They had no clue their ancestor was a key figure in Underground Railroad history and the founder of the university where both men teach today.

Baltimore, MD (WUSA9) — Dr. Randolph Rowel and professor Dale Green worked together at Morgan State University for a decade. They were distant cousins and had no clue.

They also didn’t know their shared ancestor was a key figure in Underground Railroad history, and that very same ancestor was also a nearly forgotten founder of the university where the men teach today.

“It is divine providence, I think,” marveled Glenwood as he considered how his life has crossed with Rowel’s.

The discovery about their past was made when one of Rowel’s relatives began asking questions about Green’s Eastern Shore family and discovered a connection.

RELATED: Visitor center set to open at Harriet Tubman Underground Railroad park

Rowel became so emotional he could hardly speak for a moment as the men reviewed a table covered with artifacts from the Underground Railroad era, while standing in an historic Baltimore church where their shared ancestor once preached.

That ancestor was the Rev. Samuel Green, who was a freed slave, pastor, and collaborator with Harriet Tubman. Green was eventually caught and imprisoned for possessing a copy of Harriet Beecher Stowe’s abolitionist novel Uncle Tom’s Cabin. The sentence was 10 years.

“He was the Mandela of that time,” Rowel said. “This man could read. It was against the law to read.”

Green was a fascinating and heroic character. He gained his freedom from slavery in the 1840s after his owner died and his will emancipated Green.

But Green was married to a woman who was still enslaved. Rather than moving north, he stayed in the small down of East New Market, Md., near the Dorchester County home of Harriet Tubman.

RELATED: Harriet Tubman descendants moved to tears by new center in her honor

Green was pastor of a church by day, but by night he was among the leaders of a secret resistance network that included Tubman and others to plan for and assist slaves who could make a break for freedom.

Green was able to buy his wife out of slavery. His son, Samuel Green Jr. remained in bondage, but soon escaped. After he became a fugitive, Rev. Green’s daughter Sara was sold off by her enraged owner. Sara was sent to Missouri, where she was never heard from again.

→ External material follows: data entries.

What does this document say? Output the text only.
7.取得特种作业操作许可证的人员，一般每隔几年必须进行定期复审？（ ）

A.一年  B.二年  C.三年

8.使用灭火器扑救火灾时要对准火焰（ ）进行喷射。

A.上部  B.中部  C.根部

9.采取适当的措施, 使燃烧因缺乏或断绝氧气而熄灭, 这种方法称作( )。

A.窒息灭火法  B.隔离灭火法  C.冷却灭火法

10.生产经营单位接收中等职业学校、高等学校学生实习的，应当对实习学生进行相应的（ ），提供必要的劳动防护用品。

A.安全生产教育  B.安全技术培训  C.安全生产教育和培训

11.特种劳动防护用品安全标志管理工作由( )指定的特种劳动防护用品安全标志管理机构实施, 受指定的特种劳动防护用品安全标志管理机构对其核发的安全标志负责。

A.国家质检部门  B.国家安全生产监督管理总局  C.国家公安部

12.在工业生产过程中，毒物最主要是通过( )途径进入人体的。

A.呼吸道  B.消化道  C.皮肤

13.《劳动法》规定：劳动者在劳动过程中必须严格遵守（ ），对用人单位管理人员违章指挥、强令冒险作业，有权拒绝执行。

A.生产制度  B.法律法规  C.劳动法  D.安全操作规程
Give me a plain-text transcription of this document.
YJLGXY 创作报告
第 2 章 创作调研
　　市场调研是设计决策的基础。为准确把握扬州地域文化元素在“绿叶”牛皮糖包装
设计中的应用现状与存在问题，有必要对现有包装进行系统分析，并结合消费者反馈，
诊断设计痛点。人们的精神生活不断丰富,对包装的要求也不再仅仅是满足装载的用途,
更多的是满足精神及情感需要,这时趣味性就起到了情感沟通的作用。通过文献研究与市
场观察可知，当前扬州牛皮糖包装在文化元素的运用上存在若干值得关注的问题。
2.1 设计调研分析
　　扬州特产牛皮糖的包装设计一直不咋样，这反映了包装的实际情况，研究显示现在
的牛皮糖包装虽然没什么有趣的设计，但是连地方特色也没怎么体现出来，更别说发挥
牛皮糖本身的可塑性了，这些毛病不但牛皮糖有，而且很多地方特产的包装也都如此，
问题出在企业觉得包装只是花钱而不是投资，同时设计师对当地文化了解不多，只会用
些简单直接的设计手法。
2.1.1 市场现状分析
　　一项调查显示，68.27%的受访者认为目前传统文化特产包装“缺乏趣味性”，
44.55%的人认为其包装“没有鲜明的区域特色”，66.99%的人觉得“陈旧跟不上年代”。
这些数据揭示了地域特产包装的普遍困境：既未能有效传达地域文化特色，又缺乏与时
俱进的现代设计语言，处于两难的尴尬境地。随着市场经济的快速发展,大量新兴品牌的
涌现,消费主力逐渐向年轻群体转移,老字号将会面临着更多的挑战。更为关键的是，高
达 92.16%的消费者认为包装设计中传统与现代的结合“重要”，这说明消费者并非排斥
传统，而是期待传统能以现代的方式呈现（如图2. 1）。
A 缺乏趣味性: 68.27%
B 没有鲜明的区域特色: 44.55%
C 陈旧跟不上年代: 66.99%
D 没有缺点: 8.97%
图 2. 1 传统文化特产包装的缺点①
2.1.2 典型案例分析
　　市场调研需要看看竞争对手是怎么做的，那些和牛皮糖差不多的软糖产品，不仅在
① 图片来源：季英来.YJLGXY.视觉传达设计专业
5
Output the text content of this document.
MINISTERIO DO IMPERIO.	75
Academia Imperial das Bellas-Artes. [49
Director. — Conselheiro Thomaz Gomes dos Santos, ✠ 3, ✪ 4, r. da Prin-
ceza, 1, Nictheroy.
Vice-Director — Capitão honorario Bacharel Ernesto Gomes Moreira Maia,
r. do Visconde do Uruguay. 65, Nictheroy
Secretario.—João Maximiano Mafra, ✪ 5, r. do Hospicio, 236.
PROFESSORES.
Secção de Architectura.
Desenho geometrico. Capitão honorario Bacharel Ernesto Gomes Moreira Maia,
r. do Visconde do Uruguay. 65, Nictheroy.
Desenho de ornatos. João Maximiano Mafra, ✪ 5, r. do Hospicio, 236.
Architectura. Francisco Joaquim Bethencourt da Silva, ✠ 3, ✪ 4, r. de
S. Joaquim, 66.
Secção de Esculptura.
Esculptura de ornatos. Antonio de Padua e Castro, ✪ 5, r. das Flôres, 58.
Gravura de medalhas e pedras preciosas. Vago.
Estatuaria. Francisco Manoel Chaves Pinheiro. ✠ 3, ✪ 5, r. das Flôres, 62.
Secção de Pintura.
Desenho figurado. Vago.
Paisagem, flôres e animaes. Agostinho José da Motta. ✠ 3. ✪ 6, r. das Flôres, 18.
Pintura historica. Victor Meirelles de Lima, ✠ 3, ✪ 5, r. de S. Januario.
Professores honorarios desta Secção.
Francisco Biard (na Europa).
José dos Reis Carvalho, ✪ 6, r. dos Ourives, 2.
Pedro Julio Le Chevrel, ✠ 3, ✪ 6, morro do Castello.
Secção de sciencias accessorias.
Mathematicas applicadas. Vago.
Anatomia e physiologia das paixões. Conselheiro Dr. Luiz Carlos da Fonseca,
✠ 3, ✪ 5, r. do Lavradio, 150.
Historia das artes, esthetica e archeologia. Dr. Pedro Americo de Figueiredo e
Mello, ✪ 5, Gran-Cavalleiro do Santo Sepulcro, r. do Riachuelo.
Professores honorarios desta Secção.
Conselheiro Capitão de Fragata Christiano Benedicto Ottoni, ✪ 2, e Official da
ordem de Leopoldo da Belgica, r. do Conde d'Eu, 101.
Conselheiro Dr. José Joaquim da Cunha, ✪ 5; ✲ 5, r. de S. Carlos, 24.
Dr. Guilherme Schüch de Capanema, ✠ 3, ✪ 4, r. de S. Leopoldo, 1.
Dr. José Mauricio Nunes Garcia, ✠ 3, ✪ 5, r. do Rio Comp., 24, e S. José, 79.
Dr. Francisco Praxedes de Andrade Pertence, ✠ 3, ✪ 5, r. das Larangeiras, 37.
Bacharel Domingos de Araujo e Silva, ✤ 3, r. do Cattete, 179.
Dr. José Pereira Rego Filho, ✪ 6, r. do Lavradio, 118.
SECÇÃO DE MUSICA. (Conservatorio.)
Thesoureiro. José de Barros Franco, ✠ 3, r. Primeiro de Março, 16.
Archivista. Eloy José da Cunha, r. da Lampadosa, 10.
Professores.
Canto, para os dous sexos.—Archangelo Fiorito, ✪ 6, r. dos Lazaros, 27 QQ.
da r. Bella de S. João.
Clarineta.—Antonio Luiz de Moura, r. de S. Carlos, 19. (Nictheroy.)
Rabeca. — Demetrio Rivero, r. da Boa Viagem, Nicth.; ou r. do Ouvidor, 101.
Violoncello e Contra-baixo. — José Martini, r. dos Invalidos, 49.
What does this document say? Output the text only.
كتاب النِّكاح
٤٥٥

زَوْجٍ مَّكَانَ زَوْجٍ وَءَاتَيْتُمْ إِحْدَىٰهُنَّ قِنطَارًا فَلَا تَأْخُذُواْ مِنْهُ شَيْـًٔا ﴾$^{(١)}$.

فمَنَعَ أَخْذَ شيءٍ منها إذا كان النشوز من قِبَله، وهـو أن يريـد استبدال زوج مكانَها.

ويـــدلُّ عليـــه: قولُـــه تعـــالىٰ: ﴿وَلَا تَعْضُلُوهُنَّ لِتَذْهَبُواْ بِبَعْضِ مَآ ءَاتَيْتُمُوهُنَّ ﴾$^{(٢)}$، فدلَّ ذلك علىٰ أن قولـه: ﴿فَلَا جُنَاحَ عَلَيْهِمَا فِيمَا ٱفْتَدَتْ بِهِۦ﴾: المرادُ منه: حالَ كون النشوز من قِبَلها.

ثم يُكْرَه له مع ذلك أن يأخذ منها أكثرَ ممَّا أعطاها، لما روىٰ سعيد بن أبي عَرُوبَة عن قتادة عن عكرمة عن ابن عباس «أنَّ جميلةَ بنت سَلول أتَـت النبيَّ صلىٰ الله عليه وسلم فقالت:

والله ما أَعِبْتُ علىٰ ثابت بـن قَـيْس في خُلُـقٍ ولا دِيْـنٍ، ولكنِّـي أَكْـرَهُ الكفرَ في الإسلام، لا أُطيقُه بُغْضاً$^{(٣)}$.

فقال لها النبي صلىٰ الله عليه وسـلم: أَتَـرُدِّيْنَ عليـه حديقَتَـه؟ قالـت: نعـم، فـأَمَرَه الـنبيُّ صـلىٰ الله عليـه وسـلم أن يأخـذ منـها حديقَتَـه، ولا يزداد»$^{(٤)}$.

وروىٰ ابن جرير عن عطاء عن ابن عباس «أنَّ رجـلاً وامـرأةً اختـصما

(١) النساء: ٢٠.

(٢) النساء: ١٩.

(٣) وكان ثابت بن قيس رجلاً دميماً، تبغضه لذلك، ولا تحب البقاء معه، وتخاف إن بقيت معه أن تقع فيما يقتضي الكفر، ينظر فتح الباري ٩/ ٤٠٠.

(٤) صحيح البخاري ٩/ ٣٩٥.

Green was finally caught as authorities swept through the county after the daring escape of eight fugitive slaves. They found a letter from his son, who was in Canada, and the copy of Uncle Tom’s Cabin.

“He risked everything,” said Dale Green.

After serving prison time in Baltimore, Green moved to Canada with his wife. The couple and their son returned to Maryland after the Civil War and emancipation.

It was then that Green was among a group of pastors who founded the Centenary Biblical Institute in Baltimore to train new pastors. By 1890, the school evolved into a teacher’s college.

Eventually the institution grew to become Morgan State University, where the descendant cousins’ lives intersected six generations later.

“He was in prison and did not come out bent over,” said Rowel. Instead Green “came out and had the audacity to lay the foundation for a university to begin.”

“We often talk about it, Dale and I, that education is the 21st century Underground Railroad,” Rowel said.